The $213 million awarded to California is part of the U.S. Department of Transportation’s Urban Partnership Agreement, aimed at reducing urban congestion. These funds will allow the L.A. Metro to make a number of upgrades, including purchasing buses and improving park and ride lots and bus access.

Secretary Peters said the new federal funding would provide the leverage local leaders need to convert up to 85 miles of local HOV highway lanes into more reliable high occupancy toll, or HOT, lanes by the end of 2010.

These roads use electronic tolling technology to allow drivers to pay a fee for access to less-congested lanes. Sophisticated sensors will monitor the region’s freeways and adjust fares for the lanes based on traffic levels.

Peters said that being able to choose to avoid backups to experience faster commutes was “a better option than being stuck in traffic and staring at an open lane just to your left.”

The secretary said the federal funds would help finance new bus service to run on the HOT lanes. Experience and data show that HOT lanes lead to better traffic on other parallel highway lanes as well. As a result, commuters using any of the highways with HOT lanes will experience faster, more reliable trips.

She said that the money generated by the new HOT lane tolls would be available for investments in improved transit services throughout the region. “Even if you are one of the few folks who never use a highway, getting around town is still going to get easier with this plan,” said Peters.

The region has until October 15 to get the legislative authority needed to convert the existing HOV lanes into the new high occupancy toll lanes, the secretary said.

At the same time, Los Angeles will be buying up to 260 new high-capacity buses that run on cleaner-burning compressed natural gas.

The Board of the Los Angeles County Metropolitan Transportation Authority Thursday approved the purchase of the new buses from North American Bus Industries. The total procurement is $170.9 million, including spare parts, diagnostic equipment and training.

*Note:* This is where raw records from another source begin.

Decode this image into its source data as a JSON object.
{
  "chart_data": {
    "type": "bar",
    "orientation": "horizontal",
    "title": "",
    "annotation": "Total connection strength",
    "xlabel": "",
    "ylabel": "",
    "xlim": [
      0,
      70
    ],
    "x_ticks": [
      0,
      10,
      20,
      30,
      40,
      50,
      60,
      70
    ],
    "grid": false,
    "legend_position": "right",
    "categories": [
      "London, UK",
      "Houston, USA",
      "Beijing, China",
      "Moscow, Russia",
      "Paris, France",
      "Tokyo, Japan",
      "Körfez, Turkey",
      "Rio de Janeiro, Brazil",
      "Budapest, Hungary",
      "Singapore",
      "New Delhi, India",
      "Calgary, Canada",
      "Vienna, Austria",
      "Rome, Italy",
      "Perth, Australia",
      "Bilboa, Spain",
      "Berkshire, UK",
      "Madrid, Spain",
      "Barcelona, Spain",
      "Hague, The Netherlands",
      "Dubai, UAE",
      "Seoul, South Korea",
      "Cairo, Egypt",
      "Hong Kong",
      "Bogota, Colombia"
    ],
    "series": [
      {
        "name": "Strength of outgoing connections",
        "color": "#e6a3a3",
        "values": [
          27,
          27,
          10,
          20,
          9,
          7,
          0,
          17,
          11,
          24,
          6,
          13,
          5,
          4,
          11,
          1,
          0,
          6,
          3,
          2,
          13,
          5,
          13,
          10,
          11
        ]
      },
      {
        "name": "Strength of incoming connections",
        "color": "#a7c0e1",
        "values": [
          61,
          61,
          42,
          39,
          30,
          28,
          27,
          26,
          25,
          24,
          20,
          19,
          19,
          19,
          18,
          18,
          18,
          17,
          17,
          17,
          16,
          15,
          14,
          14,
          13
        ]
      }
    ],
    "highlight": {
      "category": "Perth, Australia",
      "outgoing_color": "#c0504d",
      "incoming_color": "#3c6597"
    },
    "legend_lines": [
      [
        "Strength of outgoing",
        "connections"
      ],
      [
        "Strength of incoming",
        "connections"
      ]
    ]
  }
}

Delivery of these buses will be completed by June 30, 2010. The new buses have 15 percent more capacity than standard 40-foot buses and they will replace the oldest 40-foot diesel and CNG buses in Metro’s fleet.

The Metro Board approved funding for this project in February 2008, from a combination of federal, state and local funds. Metro now has a fleet of 2,561 active buses, almost all of them fueled with compressed natural gas.